20/01/23

La mort programmée de la SICAV RDT

Le ministre des Finances veut abroger le régime fiscal des « SICAV RDT », mettant ainsi fin à un produit de placement fiscalement attrayant auquel ont recours de nombreuses sociétés belges pour placer leur trésorerie excédentaire. 


Le gouvernement a chargé le ministre des Finances de préparer une première série de mesures s’inscrivant dans le cadre de la « réforme fiscale plus large ». Pour financer l'augmentation de la quotité exonérée à l'impôt des personnes physiques, le ministre propose de supprimer un certain nombre de niches fiscales, notamment le régime de la « SICAV RDT ». 

Une SICAV RDT est un fonds investissant dans des actions, dont les statuts prévoient une distribution annuelle d’au moins 90% des revenus  (déduction faite des rémunérations, commissions et frais…). Il s’agit d’un produit de placement fort prisé par les PME belges soucieuses d’investir leurs liquidités excédentaires. De nombreuses banques privées de renom (Degroof, Delen,…) offrent ainsi à leur clientèle (sociétés belges) leur SICAV RDT « maison ».

Le succès de ce produit s’explique en particulier par la possibilité de bénéficier d’une exonération des dividendes reçus de la SICAV RDT (application du régime des revenus définitivement taxés, « RDT ») et des plus-values réalisées en cas de cession, alors même que la SICAV bénéficie d’un régime exorbitant du droit commun à l’impôt des sociétés et que la société belge ne détient pas une participation minimale dans la SICAV (soit une participation de 10% ou d’une valeur d’investissement de 2.500.000 EUR).
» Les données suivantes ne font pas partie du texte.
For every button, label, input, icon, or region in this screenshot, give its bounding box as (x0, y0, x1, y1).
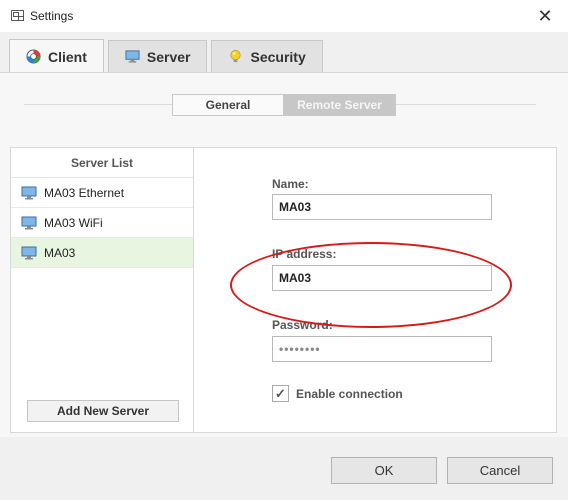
lightbulb-icon (230, 50, 242, 63)
tab-client[interactable]: Client (9, 39, 104, 73)
enable-connection-checkbox[interactable]: ✓ (272, 385, 289, 402)
tab-security-label: Security (250, 48, 306, 65)
subtab-divider-left (24, 104, 172, 105)
subtab-general[interactable]: General (172, 94, 284, 116)
check-icon: ✓ (275, 385, 286, 401)
server-item-label: MA03 WiFi (44, 215, 103, 230)
monitor-icon (21, 186, 37, 199)
name-field[interactable] (272, 194, 492, 220)
window-title: Settings (30, 9, 74, 23)
dialog-content: Client Server Security General Remote Se… (0, 32, 568, 500)
tab-security[interactable]: Security (211, 40, 323, 72)
server-list: Server List MA03 Ethernet MA03 WiFi MA03… (11, 148, 194, 432)
server-list-item-selected[interactable]: MA03 (11, 238, 193, 268)
client-tab-panel: General Remote Server Server List MA03 E… (0, 72, 568, 437)
title-bar: Settings ✕ (0, 0, 568, 32)
remote-server-panel: Server List MA03 Ethernet MA03 WiFi MA03… (10, 147, 557, 433)
ok-button[interactable]: OK (331, 457, 437, 484)
server-list-item[interactable]: MA03 Ethernet (11, 178, 193, 208)
subtabs: General Remote Server (172, 94, 396, 116)
server-item-label: MA03 Ethernet (44, 185, 125, 200)
monitor-icon (21, 216, 37, 229)
subtab-divider-right (396, 104, 536, 105)
name-label: Name: (272, 177, 309, 191)
server-list-item[interactable]: MA03 WiFi (11, 208, 193, 238)
settings-app-icon (11, 10, 24, 21)
monitor-icon (21, 246, 37, 259)
password-field[interactable]: •••••••• (272, 336, 492, 362)
main-tabs: Client Server Security (9, 39, 327, 73)
ip-address-field[interactable] (272, 265, 492, 291)
tab-client-label: Client (48, 48, 87, 65)
ip-address-label: IP address: (272, 247, 337, 261)
close-button[interactable]: ✕ (522, 0, 568, 32)
monitor-icon (125, 50, 140, 63)
close-icon: ✕ (537, 5, 553, 26)
enable-connection-label: Enable connection (296, 386, 403, 401)
enable-connection-row[interactable]: ✓ Enable connection (272, 385, 403, 402)
dialog-footer: OK Cancel (0, 438, 568, 500)
tab-server[interactable]: Server (107, 40, 208, 72)
server-item-label: MA03 (44, 245, 76, 260)
tab-server-label: Server (146, 48, 191, 65)
password-label: Password: (272, 318, 333, 332)
subtab-remote-server[interactable]: Remote Server (284, 94, 396, 116)
cancel-button[interactable]: Cancel (447, 457, 553, 484)
add-new-server-button[interactable]: Add New Server (27, 400, 179, 422)
server-list-title: Server List (11, 148, 193, 178)
client-icon (26, 49, 41, 64)
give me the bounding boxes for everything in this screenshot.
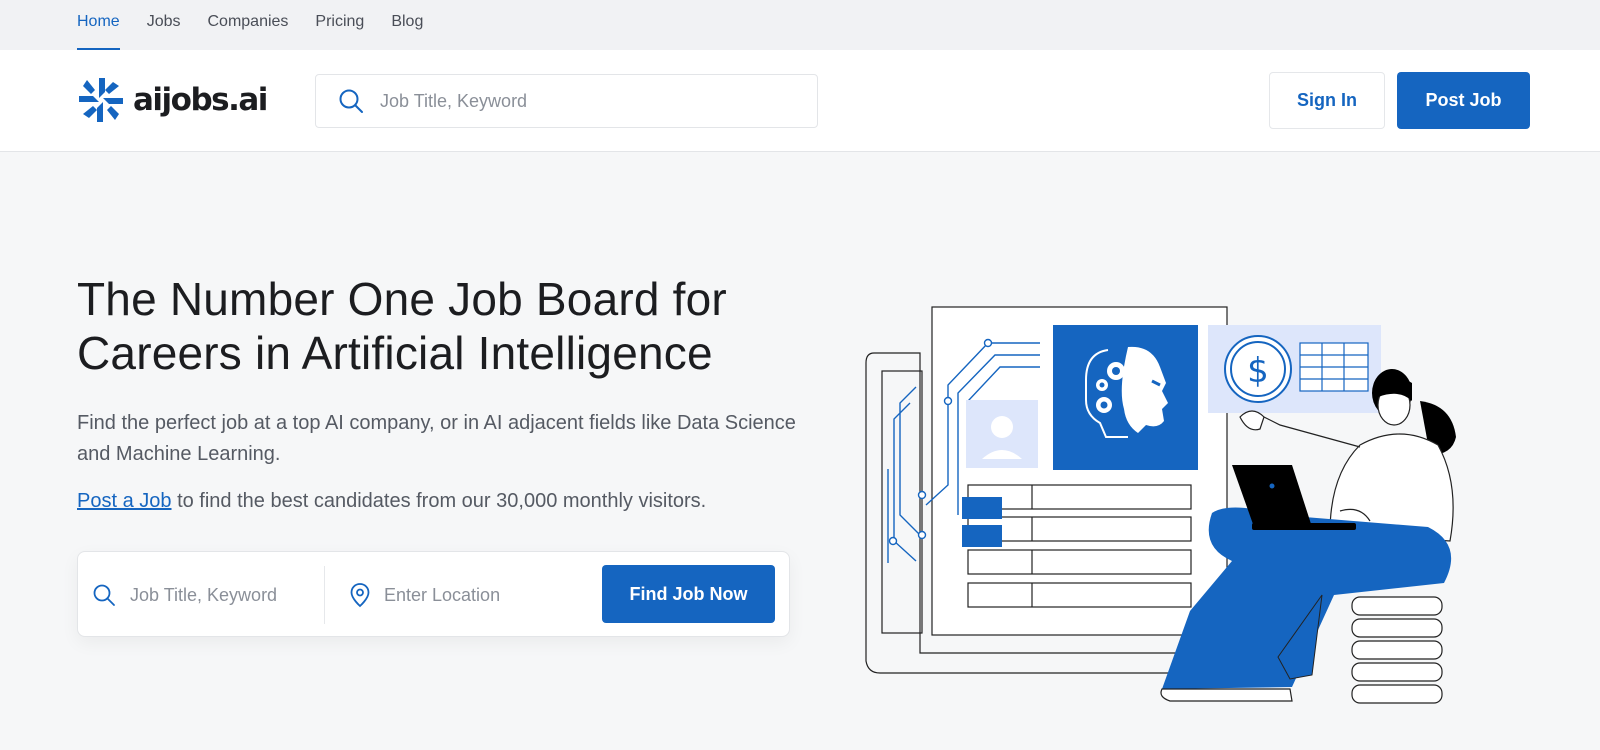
site-header: aijobs.ai Sign In Post Job	[0, 50, 1600, 152]
hero-cta: Post a Job to find the best candidates f…	[77, 486, 797, 517]
logo[interactable]: aijobs.ai	[77, 76, 268, 124]
sign-in-button[interactable]: Sign In	[1269, 72, 1385, 129]
hero-cta-text: to find the best candidates from our 30,…	[171, 490, 707, 512]
nav-item-companies[interactable]: Companies	[207, 0, 288, 50]
post-a-job-link[interactable]: Post a Job	[77, 490, 172, 512]
top-nav: Home Jobs Companies Pricing Blog	[0, 0, 1600, 50]
post-job-button[interactable]: Post Job	[1397, 72, 1530, 129]
nav-item-pricing[interactable]: Pricing	[315, 0, 364, 50]
location-field	[348, 552, 578, 638]
logo-text: aijobs.ai	[133, 82, 268, 118]
search-icon	[93, 584, 115, 606]
nav-item-jobs[interactable]: Jobs	[147, 0, 181, 50]
search-icon	[339, 89, 363, 113]
location-input[interactable]	[384, 584, 574, 606]
nav-item-home[interactable]: Home	[77, 0, 120, 50]
keyword-input[interactable]	[130, 584, 310, 606]
header-search-bar	[315, 74, 818, 128]
logo-mark-icon	[79, 78, 123, 122]
keyword-field	[92, 552, 322, 638]
header-search-input[interactable]	[380, 90, 780, 112]
hero-subtitle: Find the perfect job at a top AI company…	[77, 412, 796, 465]
hero-title: The Number One Job Board for Careers in …	[77, 273, 727, 379]
job-search-box: Find Job Now	[77, 551, 790, 637]
search-divider	[324, 566, 325, 624]
location-pin-icon	[350, 583, 370, 608]
hero-illustration: $	[865, 306, 1456, 704]
nav-item-blog[interactable]: Blog	[391, 0, 423, 50]
svg-text:$: $	[1247, 351, 1269, 391]
find-job-button[interactable]: Find Job Now	[602, 565, 775, 623]
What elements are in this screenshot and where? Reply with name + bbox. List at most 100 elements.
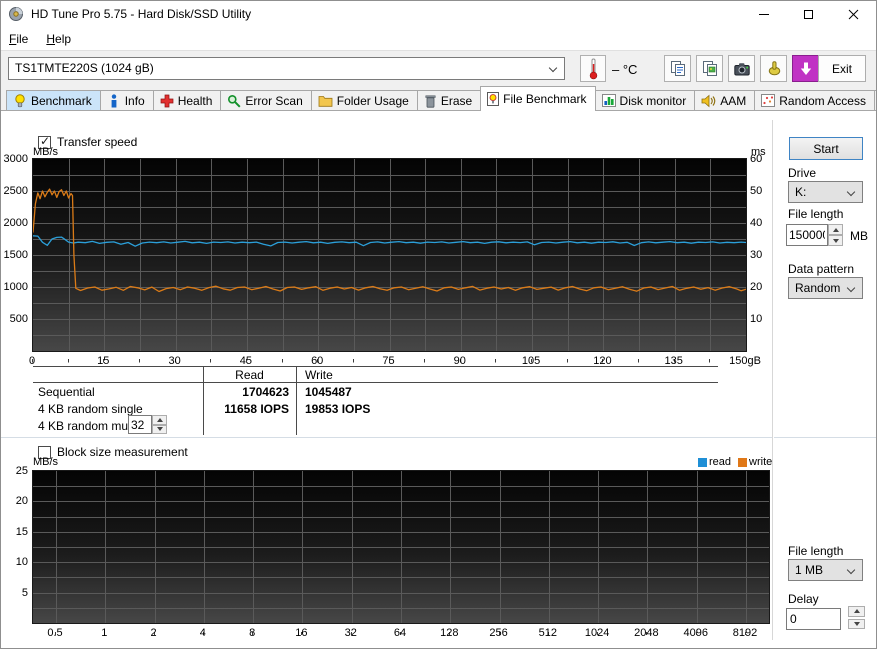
table-top-line bbox=[33, 366, 718, 367]
random-single-write-value: 19853 IOPS bbox=[305, 402, 371, 416]
data-pattern-value: Random bbox=[795, 281, 841, 295]
legend-write-label: write bbox=[749, 456, 773, 468]
delay-input[interactable] bbox=[786, 608, 841, 630]
bottom-chart-y-tick: 15 bbox=[15, 526, 28, 538]
copy-text-button[interactable] bbox=[664, 55, 691, 82]
tab-label: Info bbox=[124, 93, 145, 108]
camera-icon bbox=[733, 62, 750, 76]
drive-combo[interactable]: K: bbox=[788, 181, 863, 203]
tab-label: Folder Usage bbox=[336, 93, 409, 108]
bottom-chart-x-tick: 2 bbox=[150, 627, 157, 639]
top-chart-x-tick: 75 bbox=[382, 355, 395, 367]
bottom-chart-x-tick: 32 bbox=[344, 627, 357, 639]
top-chart-right-tick: 20 bbox=[750, 281, 763, 293]
data-pattern-combo[interactable]: Random bbox=[788, 277, 863, 299]
copy-image-button[interactable] bbox=[696, 55, 723, 82]
tab-label: AAM bbox=[720, 93, 747, 108]
chevron-down-icon bbox=[846, 283, 856, 293]
tab-file-benchmark[interactable]: File Benchmark bbox=[480, 86, 596, 111]
legend-read: read bbox=[698, 456, 731, 468]
spin-up-button[interactable] bbox=[848, 606, 865, 617]
start-button[interactable]: Start bbox=[789, 137, 863, 160]
hand-button[interactable] bbox=[760, 55, 787, 82]
bottom-chart-x-tick: 4096 bbox=[683, 627, 708, 639]
chevron-down-icon bbox=[548, 63, 558, 73]
top-chart-y-unit: MB/s bbox=[33, 146, 59, 158]
tab-label: Erase bbox=[440, 93, 473, 108]
tab-bar: Benchmark Info Health Error Scan Folder Usag… bbox=[0, 86, 877, 111]
tab-health[interactable]: Health bbox=[152, 90, 222, 111]
temperature-button[interactable] bbox=[580, 55, 606, 82]
legend-read-label: read bbox=[709, 456, 732, 468]
transfer-speed-chart bbox=[32, 158, 747, 352]
tab-folder-usage[interactable]: Folder Usage bbox=[310, 90, 418, 111]
spin-down-button[interactable] bbox=[828, 235, 843, 246]
column-header-write: Write bbox=[305, 368, 333, 382]
bottom-chart-x-tick: 128 bbox=[440, 627, 459, 639]
bottom-chart-x-tick: 512 bbox=[538, 627, 558, 639]
menu-file[interactable]: File bbox=[0, 28, 37, 49]
info-icon bbox=[107, 93, 121, 108]
drive-combo-value: K: bbox=[795, 185, 807, 199]
download-button[interactable] bbox=[792, 55, 819, 82]
spin-up-button[interactable] bbox=[152, 415, 167, 425]
block-size-chart bbox=[32, 470, 770, 624]
tab-info[interactable]: Info bbox=[99, 90, 154, 111]
spin-up-button[interactable] bbox=[828, 224, 843, 235]
download-icon bbox=[798, 61, 814, 77]
top-chart-right-tick: 50 bbox=[750, 185, 763, 197]
arrow-up-icon bbox=[156, 417, 163, 422]
top-chart-x-tick: 120 bbox=[593, 355, 612, 367]
spin-down-button[interactable] bbox=[152, 424, 167, 434]
tab-label: Random Access bbox=[779, 93, 866, 108]
camera-button[interactable] bbox=[728, 55, 755, 82]
top-chart-x-tick: 0 bbox=[28, 355, 36, 367]
bottom-chart-y-tick: 25 bbox=[15, 465, 28, 477]
file-length2-label: File length bbox=[788, 544, 844, 558]
legend: read write bbox=[698, 456, 772, 468]
minimize-button[interactable] bbox=[741, 0, 786, 28]
bottom-chart-y-tick: 10 bbox=[15, 556, 28, 568]
bottom-chart-x-tick: 0.5 bbox=[47, 627, 63, 639]
spin-down-button[interactable] bbox=[848, 618, 865, 629]
disk-monitor-icon bbox=[601, 94, 616, 107]
toolbar-icon-buttons bbox=[664, 55, 819, 82]
file-benchmark-icon bbox=[487, 92, 500, 106]
top-chart-x-tick: 60 bbox=[311, 355, 324, 367]
close-button[interactable] bbox=[831, 0, 876, 28]
arrow-down-icon bbox=[156, 427, 163, 432]
tab-erase[interactable]: Erase bbox=[416, 90, 482, 111]
copy-image-icon bbox=[702, 60, 718, 77]
health-icon bbox=[160, 94, 174, 108]
tab-label: Error Scan bbox=[245, 93, 303, 108]
top-chart-x-tick: 15 bbox=[97, 355, 110, 367]
bottom-chart-x-tick: 8 bbox=[249, 627, 256, 639]
file-length-input[interactable] bbox=[786, 224, 828, 246]
delay-spinner bbox=[848, 606, 865, 629]
exit-button[interactable]: Exit bbox=[818, 55, 866, 82]
drive-select[interactable]: TS1TMTE220S (1024 gB) bbox=[8, 57, 565, 80]
arrow-up-icon bbox=[853, 609, 860, 614]
tab-random-access[interactable]: Random Access bbox=[754, 90, 875, 111]
menu-help[interactable]: Help bbox=[37, 28, 80, 49]
maximize-button[interactable] bbox=[786, 0, 831, 28]
top-chart-y-tick: 2000 bbox=[3, 217, 28, 229]
tab-benchmark[interactable]: Benchmark bbox=[6, 90, 101, 111]
queue-depth-input[interactable] bbox=[128, 415, 152, 434]
hand-icon bbox=[766, 61, 782, 76]
window-title: HD Tune Pro 5.75 - Hard Disk/SSD Utility bbox=[31, 7, 252, 21]
tab-disk-monitor[interactable]: Disk monitor bbox=[594, 90, 696, 111]
top-chart-x-tick: 90 bbox=[453, 355, 466, 367]
file-length2-combo[interactable]: 1 MB bbox=[788, 559, 863, 581]
block-size-checkbox[interactable]: Block size measurement bbox=[38, 445, 188, 459]
file-length-spinner bbox=[786, 224, 843, 246]
tab-aam[interactable]: AAM bbox=[694, 90, 756, 111]
data-pattern-label: Data pattern bbox=[788, 262, 855, 276]
tab-label: Health bbox=[177, 93, 213, 108]
transfer-speed-label: Transfer speed bbox=[57, 135, 138, 149]
tab-error-scan[interactable]: Error Scan bbox=[220, 90, 312, 111]
arrow-down-icon bbox=[853, 621, 860, 626]
top-chart-right-tick: 10 bbox=[750, 313, 763, 325]
title-bar: HD Tune Pro 5.75 - Hard Disk/SSD Utility bbox=[0, 0, 877, 28]
bottom-chart-x-tick: 8192 bbox=[732, 627, 758, 639]
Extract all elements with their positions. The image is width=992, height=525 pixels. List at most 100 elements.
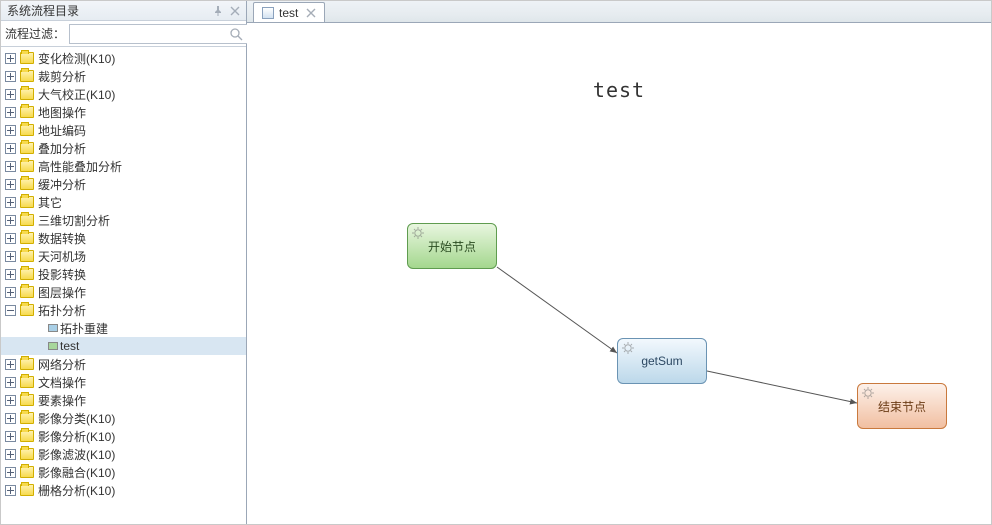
tree-item-label: 影像分析(K10) (38, 428, 115, 445)
tree-folder[interactable]: 数据转换 (1, 229, 246, 247)
expand-toggle[interactable] (5, 287, 16, 298)
tree-leaf[interactable]: 拓扑重建 (1, 319, 246, 337)
folder-icon (20, 214, 34, 226)
sidebar: 系统流程目录 流程过滤： 变化检测(K10)裁剪分析大气校正(K10)地图操作地… (1, 1, 247, 524)
expand-toggle[interactable] (5, 377, 16, 388)
tree-folder[interactable]: 地图操作 (1, 103, 246, 121)
tree-item-label: 栅格分析(K10) (38, 482, 115, 499)
tree-item-label: 影像融合(K10) (38, 464, 115, 481)
expand-toggle[interactable] (5, 179, 16, 190)
tree-folder[interactable]: 图层操作 (1, 283, 246, 301)
expand-toggle[interactable] (5, 161, 16, 172)
tree-folder[interactable]: 裁剪分析 (1, 67, 246, 85)
tree-folder[interactable]: 栅格分析(K10) (1, 481, 246, 499)
tree-folder[interactable]: 叠加分析 (1, 139, 246, 157)
expand-toggle[interactable] (5, 467, 16, 478)
expand-toggle[interactable] (5, 215, 16, 226)
sidebar-title-bar: 系统流程目录 (1, 1, 246, 21)
tree-item-label: 叠加分析 (38, 140, 86, 157)
tab-test[interactable]: test (253, 2, 325, 22)
tree-folder[interactable]: 影像分析(K10) (1, 427, 246, 445)
folder-icon (20, 358, 34, 370)
expand-toggle[interactable] (5, 413, 16, 424)
folder-icon (20, 232, 34, 244)
flow-node-label: getSum (641, 354, 682, 368)
tree-item-label: 影像滤波(K10) (38, 446, 115, 463)
tree-item-label: 文档操作 (38, 374, 86, 391)
tree-folder[interactable]: 网络分析 (1, 355, 246, 373)
tree-folder[interactable]: 变化检测(K10) (1, 49, 246, 67)
expand-toggle[interactable] (5, 125, 16, 136)
tree-folder[interactable]: 要素操作 (1, 391, 246, 409)
flow-node-mid[interactable]: getSum (617, 338, 707, 384)
tree[interactable]: 变化检测(K10)裁剪分析大气校正(K10)地图操作地址编码叠加分析高性能叠加分… (1, 47, 246, 524)
tree-folder[interactable]: 影像融合(K10) (1, 463, 246, 481)
expand-toggle[interactable] (5, 395, 16, 406)
expand-toggle[interactable] (5, 359, 16, 370)
flow-node-start[interactable]: 开始节点 (407, 223, 497, 269)
tab-doc-icon (262, 7, 274, 19)
folder-icon (20, 196, 34, 208)
expand-toggle[interactable] (5, 71, 16, 82)
tree-item-label: 网络分析 (38, 356, 86, 373)
expand-toggle[interactable] (5, 269, 16, 280)
expand-toggle[interactable] (5, 197, 16, 208)
tree-item-label: 变化检测(K10) (38, 50, 115, 67)
tree-folder[interactable]: 拓扑分析 (1, 301, 246, 319)
close-icon[interactable] (230, 6, 240, 16)
filter-input[interactable] (74, 27, 229, 41)
folder-icon (20, 286, 34, 298)
tree-folder[interactable]: 缓冲分析 (1, 175, 246, 193)
filter-label: 流程过滤： (5, 25, 65, 42)
folder-icon (20, 124, 34, 136)
tree-folder[interactable]: 影像滤波(K10) (1, 445, 246, 463)
leaf-icon (46, 322, 60, 334)
flow-node-end[interactable]: 结束节点 (857, 383, 947, 429)
tree-folder[interactable]: 影像分类(K10) (1, 409, 246, 427)
tree-leaf[interactable]: test (1, 337, 246, 355)
tab-label: test (279, 6, 298, 20)
folder-icon (20, 88, 34, 100)
expand-toggle[interactable] (5, 305, 16, 316)
expand-toggle[interactable] (5, 449, 16, 460)
expand-toggle[interactable] (5, 89, 16, 100)
tree-folder[interactable]: 其它 (1, 193, 246, 211)
folder-icon (20, 376, 34, 388)
folder-icon (20, 250, 34, 262)
expand-toggle[interactable] (5, 431, 16, 442)
tree-folder[interactable]: 天河机场 (1, 247, 246, 265)
folder-icon (20, 412, 34, 424)
tree-item-label: 裁剪分析 (38, 68, 86, 85)
expand-toggle[interactable] (5, 485, 16, 496)
tree-folder[interactable]: 地址编码 (1, 121, 246, 139)
leaf-icon (46, 340, 60, 352)
tree-item-label: 三维切割分析 (38, 212, 110, 229)
tree-item-label: 高性能叠加分析 (38, 158, 122, 175)
tree-folder[interactable]: 高性能叠加分析 (1, 157, 246, 175)
pin-icon[interactable] (212, 5, 224, 17)
tab-close-icon[interactable] (306, 8, 316, 18)
folder-icon (20, 430, 34, 442)
gear-icon (412, 227, 424, 239)
search-icon[interactable] (229, 27, 243, 41)
tree-folder[interactable]: 大气校正(K10) (1, 85, 246, 103)
expand-toggle[interactable] (5, 53, 16, 64)
tree-item-label: 地图操作 (38, 104, 86, 121)
flow-canvas[interactable]: test 开始节点 getSum 结束节点 (247, 23, 991, 524)
tree-item-label: 地址编码 (38, 122, 86, 139)
expand-toggle[interactable] (5, 143, 16, 154)
tree-item-label: 投影转换 (38, 266, 86, 283)
tree-item-label: 图层操作 (38, 284, 86, 301)
tree-item-label: 其它 (38, 194, 62, 211)
expand-toggle[interactable] (5, 107, 16, 118)
tree-folder[interactable]: 三维切割分析 (1, 211, 246, 229)
tree-item-label: test (60, 339, 79, 353)
tree-folder[interactable]: 文档操作 (1, 373, 246, 391)
expand-toggle[interactable] (5, 251, 16, 262)
folder-icon (20, 484, 34, 496)
tree-item-label: 拓扑重建 (60, 320, 108, 337)
folder-icon (20, 70, 34, 82)
tree-folder[interactable]: 投影转换 (1, 265, 246, 283)
sidebar-title: 系统流程目录 (7, 2, 212, 19)
expand-toggle[interactable] (5, 233, 16, 244)
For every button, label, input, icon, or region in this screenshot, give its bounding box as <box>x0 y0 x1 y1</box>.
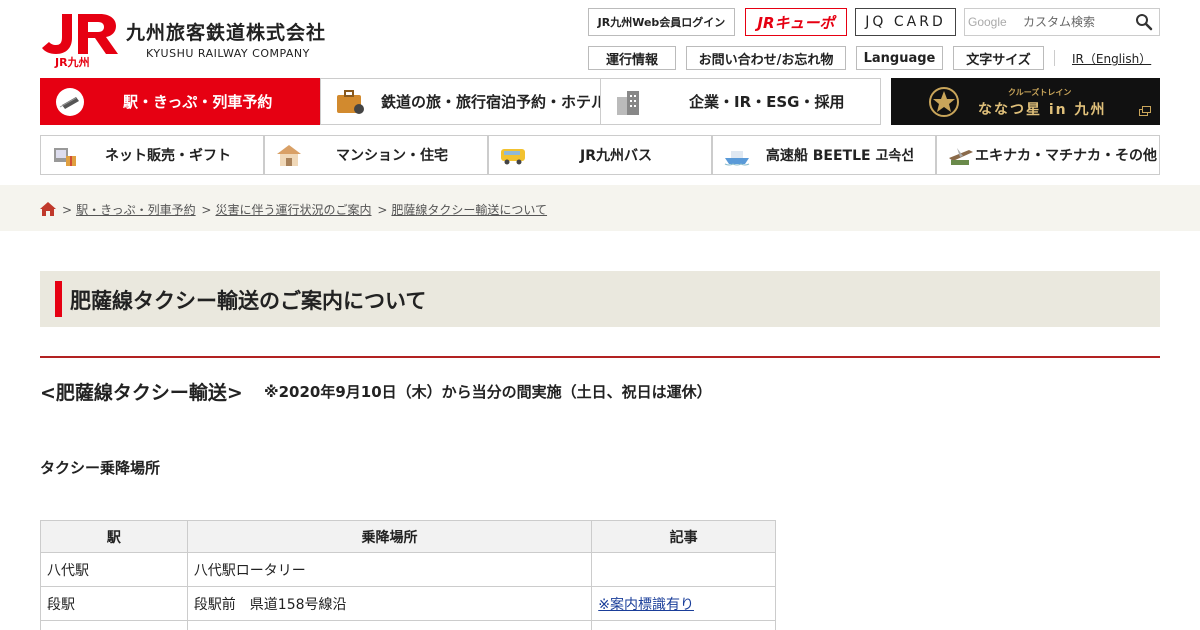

Autrement dit : l’exonération est relativement facile à obtenir, dès lors que les conditions classiques du régime des RDT (conditions dites de « taxation » et de « participation minimale »)  ne jouent pas. 

Pour que ce régime fiscal puisse jouer pleinement, encore faut-il que la SICAV investisse dans des « bonnes actions », c’est-à-dire des actions de sociétés qui sont soumises à un niveau d’imposition suffisant. C’est pour cette raison que les SICAV RDT investissent le plus souvent dans des entreprises établies dans l’Union européenne ou aux Etats-Unis.   

La SICAV RDT a connu un véritable essor en 2018, suite à l’instauration d’une nouvelle condition de participation minimale dans le régime des plus-values sur actions. Depuis lors, pour qu’une société puisse réaliser une plus-value sur actions en exonération d’impôt, elle doit détenir une participation de 10% du capital de sa filiale ou une participation dont la valeur d’acquisition excède 2.500.000 EUR. Ainsi, les sociétés belges qui investissent leurs liquidités excédentaires dans des actions cotées (portefeuilles d’actions cotées composés par hypothèse de lignes d’investissements de moins de 2.500.000 EUR) sont-elles pleinement imposables à l’ISOC sur leurs plus-values sur actions. 

Exemple : une société belge investit ses liquidités excédentaires dans des actions d’AB InBev, pour un montant d’1.000.000 EUR. La condition de participation minimale n’est donc pas remplie. Si la société belge réalise une plus-value lors de la cession de sa participation dans AB InBev, celle-ci sera pleinement imposée à l’impôt des sociétés (au taux de 25%). 

Cette condition de participation minimale n’étant pas de mise en présence d’un investissement dans une SICAV RDT, on peut aisément comprendre pourquoi de nombreuses sociétés choisissent de placer leur cash dans dans ce produit.

On précisera au passage que l’abrogation de ce régime ne fera pas non plus les affaires des nombreuses sociétés belges qui investissent dans des sociétés d’investissement étrangères répondant aux critères de la SICAV RDT. On peut citer à cet égard le cas bien connu de la société d’investissement en capital à risque (SICAR) luxembourgeoise, qui réalise des investissements de type private equity.

Le message envoyé est clair : si les revenus tirés de véritables participations dans des filiales doivent pouvoir continuer à jouir de l'exonération des dividendes et les plus-values sur actions, les revenus de simples placements doivent être pleinement imposables à l'ISOC. L’autre mesure sur la table du gouvernement, visant - pour ce qui concerne les actions d’une valeur d’acquisition supérieure à 2.500.000 EUR, représentant une participation inférieure à 10%  - à réserver l’exonération des dividendes/plus-values sur actions aux seules « immobilisations financières » (et donc plus aux « placements de trésorerie ») participe de la même philosophie.